Apa Alasan Logis di Balik Mitos Kutukan Juara Bertahan?
Thursday, June 28, 2018
(Instagram/withneuerandco)
"Mempertahankan gelar/prestasi/sesuatu lebih sulit ketimbang merebutnya." kata kutipan anonim yangkadang sering berseliweran di telinga kita. Itulah yang terjadi khususnya di sejarah Piala Dunia.
Tadi malam baru saja tim Der Panzer, Jerman, harus menelan pil paling pahit dalam sejarah World Cup. Mereka tidak lolos babak grup Piala Dunia 2018 setelah dikalahkan Korea Selatan, negara yang sudah delapan kali gagal lolos babak grup dari sepuluh kali keikutsertaan di Piala Dunia. Meski Korea Selatan juga harus ikut pulang ke negaranya, sebagaimana Jerman yang harus mengepak barangnya untuk pulang, namun Korea Selatan pulang dengan rasa bangga setelah membobol gawang Juara Bertahan Piala Dunia, Jerman, sebanyak 2 gol di menit-menit terakhir.

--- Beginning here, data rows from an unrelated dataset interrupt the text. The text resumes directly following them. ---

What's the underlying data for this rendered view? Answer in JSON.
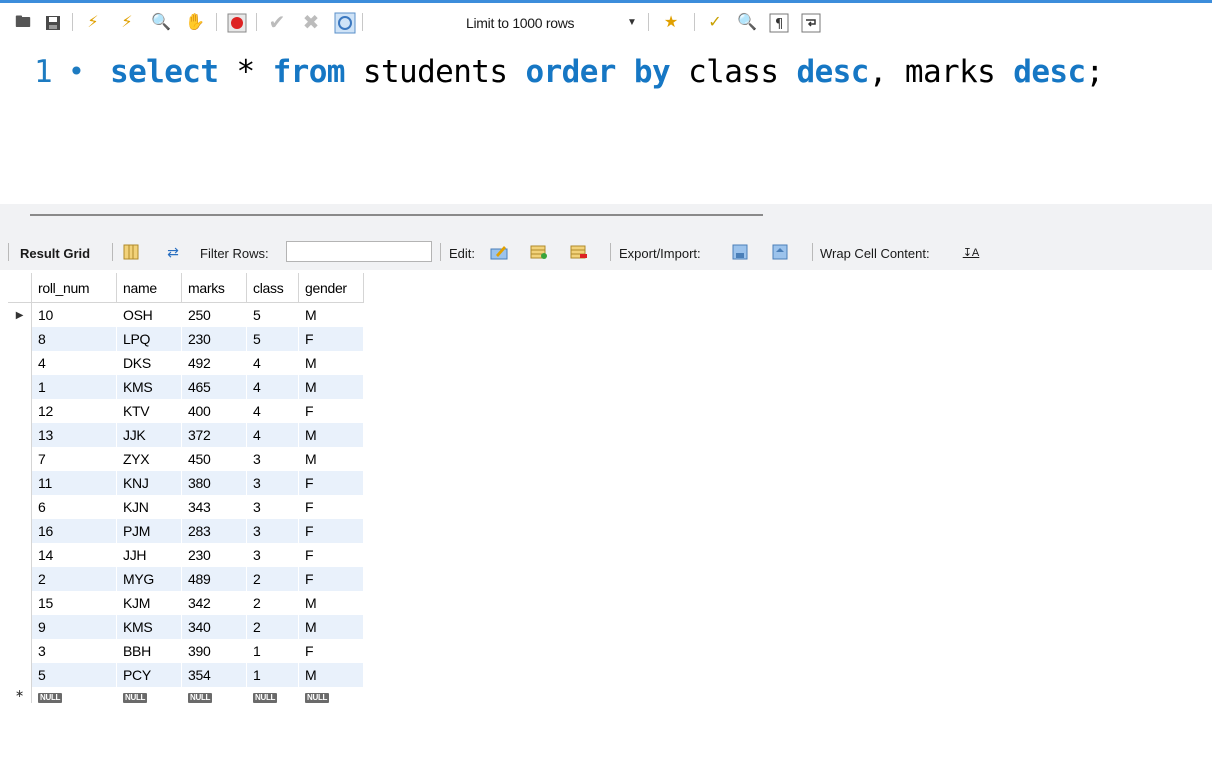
{
  "toolbar": {
    "icons": [
      "folder-open-icon",
      "save-icon",
      "execute-icon",
      "execute-current-icon",
      "explain-icon",
      "stop-icon",
      "toggle-error-icon",
      "commit-icon",
      "rollback-icon",
      "autocommit-icon",
      "add-snippet-icon",
      "beautify-icon",
      "find-icon",
      "invisible-chars-icon",
      "wrap-icon"
    ],
    "limit_label": "Limit to 1000 rows"
  },
  "editor": {
    "line_number": "1",
    "tokens": [
      {
        "t": "select",
        "kw": true
      },
      {
        "t": " * ",
        "kw": false
      },
      {
        "t": "from",
        "kw": true
      },
      {
        "t": " students ",
        "kw": false
      },
      {
        "t": "order",
        "kw": true
      },
      {
        "t": " ",
        "kw": false
      },
      {
        "t": "by",
        "kw": true
      },
      {
        "t": " class ",
        "kw": false
      },
      {
        "t": "desc",
        "kw": true
      },
      {
        "t": ", marks ",
        "kw": false
      },
      {
        "t": "desc",
        "kw": true
      },
      {
        "t": ";",
        "kw": false
      }
    ]
  },
  "result_toolbar": {
    "result_grid": "Result Grid",
    "filter_rows": "Filter Rows:",
    "filter_value": "",
    "edit": "Edit:",
    "export_import": "Export/Import:",
    "wrap": "Wrap Cell Content:"
  },
  "grid": {
    "columns": [
      "roll_num",
      "name",
      "marks",
      "class",
      "gender"
    ],
    "rows": [
      [
        "10",
        "OSH",
        "250",
        "5",
        "M"
      ],
      [
        "8",
        "LPQ",
        "230",
        "5",
        "F"
      ],
      [
        "4",
        "DKS",
        "492",
        "4",
        "M"
      ],
      [
        "1",
        "KMS",
        "465",
        "4",
        "M"
      ],
      [
        "12",
        "KTV",
        "400",
        "4",
        "F"
      ],
      [
        "13",
        "JJK",
        "372",
        "4",
        "M"
      ],
      [
        "7",
        "ZYX",
        "450",
        "3",
        "M"
      ],
      [
        "11",
        "KNJ",
        "380",
        "3",
        "F"
      ],
      [
        "6",
        "KJN",
        "343",
        "3",
        "F"
      ],
      [
        "16",
        "PJM",
        "283",
        "3",
        "F"
      ],
      [
        "14",
        "JJH",
        "230",
        "3",
        "F"
      ],
      [
        "2",
        "MYG",
        "489",
        "2",
        "F"
      ],
      [
        "15",
        "KJM",
        "342",
        "2",
        "M"
      ],
      [
        "9",
        "KMS",
        "340",
        "2",
        "M"
      ],
      [
        "3",
        "BBH",
        "390",
        "1",
        "F"
      ],
      [
        "5",
        "PCY",
        "354",
        "1",
        "M"
      ]
    ],
    "null_label": "NULL",
    "colors": {
      "alt_row": "#e9f1fb",
      "keyword": "#1677c4",
      "line_number": "#1d7bc1"
    }
  }
}
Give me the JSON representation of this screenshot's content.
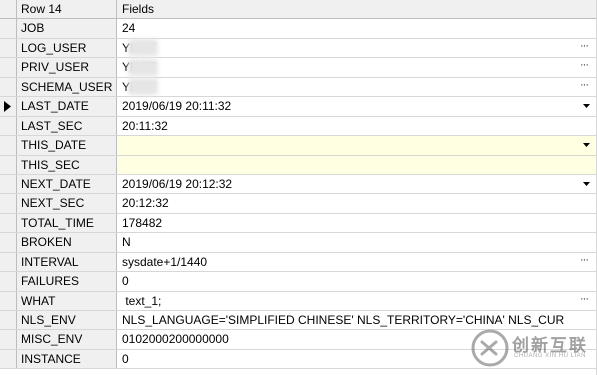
{
  "header": {
    "row_label": "Row 14",
    "fields_label": "Fields"
  },
  "rows": [
    {
      "name": "JOB",
      "value": "24"
    },
    {
      "name": "LOG_USER",
      "value": "YK      FT"
    },
    {
      "name": "PRIV_USER",
      "value": "YK      FT"
    },
    {
      "name": "SCHEMA_USER",
      "value": "YK      FT"
    },
    {
      "name": "LAST_DATE",
      "value": "2019/06/19 20:11:32"
    },
    {
      "name": "LAST_SEC",
      "value": "20:11:32"
    },
    {
      "name": "THIS_DATE",
      "value": ""
    },
    {
      "name": "THIS_SEC",
      "value": ""
    },
    {
      "name": "NEXT_DATE",
      "value": "2019/06/19 20:12:32"
    },
    {
      "name": "NEXT_SEC",
      "value": "20:12:32"
    },
    {
      "name": "TOTAL_TIME",
      "value": "178482"
    },
    {
      "name": "BROKEN",
      "value": "N"
    },
    {
      "name": "INTERVAL",
      "value": "sysdate+1/1440"
    },
    {
      "name": "FAILURES",
      "value": "0"
    },
    {
      "name": "WHAT",
      "value": " text_1;"
    },
    {
      "name": "NLS_ENV",
      "value": "NLS_LANGUAGE='SIMPLIFIED CHINESE' NLS_TERRITORY='CHINA' NLS_CUR"
    },
    {
      "name": "MISC_ENV",
      "value": "0102000200000000"
    },
    {
      "name": "INSTANCE",
      "value": "0"
    }
  ],
  "watermark": {
    "brand": "创新互联",
    "sub": "CHUANG XIN HU LIAN"
  }
}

Siapa yang tidak ingin mengalahkan juara dunia? Terlebih menjadi penentu nasib Sang Juara Bertahan di bagian permulaan Piala Dunia. Itulah yang dirasakan Korea Selatan, atau bahkan Meksiko yang telah berhasil membobol gawang Jerman dan menoreh kemenangan atas Jerman.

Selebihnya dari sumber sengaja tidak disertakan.